The first two years of the grant offered funding to the Telluride Film Festival and the Los Angeles Film Festival, which both created or expanded educational programs. Richard Raddon, Festival Director for the Los Angeles Film Festival told SF360.org, “Receiving the grant from the Academy of Motion Pictures Arts and Sciences was truly a monumental moment for the Los Angeles Film Festival. Not only was it a wonderful endorsement from the industry’s most prestigious institution, the grant allowed us to expand our high school screening program. This revitalized program had an enormous impact on the lives of the youth participants at the 2006 Festival.”

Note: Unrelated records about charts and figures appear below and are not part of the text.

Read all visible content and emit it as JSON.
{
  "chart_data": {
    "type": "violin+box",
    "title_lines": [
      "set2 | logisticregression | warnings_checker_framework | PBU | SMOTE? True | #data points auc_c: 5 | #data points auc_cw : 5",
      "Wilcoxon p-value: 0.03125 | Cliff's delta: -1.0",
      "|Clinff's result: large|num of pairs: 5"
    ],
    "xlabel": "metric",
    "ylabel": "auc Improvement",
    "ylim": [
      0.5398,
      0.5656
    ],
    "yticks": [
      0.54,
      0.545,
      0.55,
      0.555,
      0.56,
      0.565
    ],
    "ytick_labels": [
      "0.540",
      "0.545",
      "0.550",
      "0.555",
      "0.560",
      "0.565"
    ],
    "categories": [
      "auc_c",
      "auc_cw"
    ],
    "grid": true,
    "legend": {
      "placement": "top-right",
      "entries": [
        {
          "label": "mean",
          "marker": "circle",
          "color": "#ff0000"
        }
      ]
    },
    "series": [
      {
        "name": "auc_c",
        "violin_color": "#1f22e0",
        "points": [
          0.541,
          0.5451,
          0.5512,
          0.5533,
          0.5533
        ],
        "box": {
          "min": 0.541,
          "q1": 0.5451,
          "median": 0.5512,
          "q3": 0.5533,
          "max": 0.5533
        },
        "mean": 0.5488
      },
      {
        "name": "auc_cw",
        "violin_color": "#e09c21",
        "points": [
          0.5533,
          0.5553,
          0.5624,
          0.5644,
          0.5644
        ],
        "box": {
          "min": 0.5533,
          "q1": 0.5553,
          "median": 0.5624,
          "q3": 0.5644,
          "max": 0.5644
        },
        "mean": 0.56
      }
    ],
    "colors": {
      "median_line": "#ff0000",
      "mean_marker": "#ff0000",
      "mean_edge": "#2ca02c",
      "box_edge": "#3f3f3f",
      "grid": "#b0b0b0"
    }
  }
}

“With the Academy guaranteeing funds for three years, our hope is that this type of grant will help a festival build a sturdy foundation for a project,” Festival Grants Committee Chair Gale Anne Hurd was quoted saying in the AMPAS press release on the grant. “That kind of security will permit a festival to take some chances with programs they might otherwise not be willing to try.”
The SF International is preparing to deploy the Academy grant by building on core areas it’s already been exploring and expanding, says Leggat. “We are duty bound to give the Academy three proposals outlining areas where we might apply the money with their approval. We haven’t finished that process yet, but generally speaking, the areas we’re interested in further innovating in are: new works and new platforms, media literacy and youth film education, and international cinema and cross-cultural understanding.”
According to the Academy’s Beal, the choice of San Francisco for this particular year was easy. “It’s their 50th anniversary. I think everyone’s excited about being a part of San Francisco’s 50th. And it’s the oldest film festival in the United States. San Francisco’s also one of the most important film festivals in the world.”
“The 50th anniversary of the festival is at once a destination and a departure point,” says Leggat. “It’s the culmination of a half-century of extraordinary achievements, of course, but it’s also the first day of the rest of the organization’s life, as it were. The fact that this grant helps us pivot from honoring tradition to continuing our ongoing explorations of new work into the future is perfect for us.”
If, on reflection, the Academy finds its new three-year-granting program achieving what it intended, other respected film festivals will continue to benefit as well. Said Leggat, “It’s noteworthy how much the Academy does for nonprofit art institutions large and small around the country. Some people mistakenly think that the Academy is nothing but the Oscars, but in fact, it does an extraordinary amount of very good work nationally and should be recognized for its far-sightedness and generosity.”